Start with potatoes. Slice them, and then julienne them. One could push this idea even further and make shoe string fries. I may try that in the future.
Good french fries are actually moderately difficult to make. You want to fry them twice. You fry them once in medium hot oil. This is known among fry masters as "blanching" the potatoes. Blanching the potatoes forces some of the starch out. When you remove your fries from the oil, they should be limp but not golden brown. The fries pictured above are actually on their second frying. The exuded starch on the outside of the fries will caramelize during the second, high heat frying, which will result in a crispy and colorful french fry. Salt your french fries as soon as you remove them from their second frying.
These are the fries that I added to the beaten eggs. I ate one or two of them to see if they were any good. They were.
The fries are salty, but you'll also want to salt the beaten eggs. Eggs taste very good when properly salted. When under-salted, they aren't all that tasty.
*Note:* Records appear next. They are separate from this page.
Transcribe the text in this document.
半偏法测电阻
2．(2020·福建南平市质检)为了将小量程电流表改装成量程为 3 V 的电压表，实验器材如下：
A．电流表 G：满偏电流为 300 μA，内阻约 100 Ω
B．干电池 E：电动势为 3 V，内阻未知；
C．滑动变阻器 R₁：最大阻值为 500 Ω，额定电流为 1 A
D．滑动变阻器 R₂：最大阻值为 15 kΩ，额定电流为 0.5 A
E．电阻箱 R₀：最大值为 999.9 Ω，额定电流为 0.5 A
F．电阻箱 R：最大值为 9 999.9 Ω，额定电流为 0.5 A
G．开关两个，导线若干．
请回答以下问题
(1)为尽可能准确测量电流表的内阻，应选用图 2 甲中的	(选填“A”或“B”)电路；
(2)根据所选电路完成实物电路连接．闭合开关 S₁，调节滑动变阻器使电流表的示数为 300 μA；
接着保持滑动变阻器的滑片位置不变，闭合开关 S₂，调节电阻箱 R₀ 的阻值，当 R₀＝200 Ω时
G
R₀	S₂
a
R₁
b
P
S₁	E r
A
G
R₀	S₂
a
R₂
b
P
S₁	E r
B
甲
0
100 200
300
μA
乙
You'll want to put quite a generous amount of olive oil into the seasoned cast iron skillet before adding the eggs and fries mixture. If you want, you can start cooking the eggs on the stove top, on low heat, before putting the whole mess into a low oven, like 250 degrees. In Spain, tortillas may be traditionally cooked entirely on the stove top, not in the oven. The secret is low heat. You do not want to burn the eggs. The other secret is that bit about a generous amount of olive oil. When you put the egg mixture into the skillet, the oil should come up around the sides and pool on top.
This is the finished french fry frittata or tortilla español. Let it come to room temperature before eating it. It's better that way. You can also chill it. I cut a slice of this one and put it into a baguette from Woodstar cafe. I buttered the bread and spread a small amount of ketchup on the bread. It was good.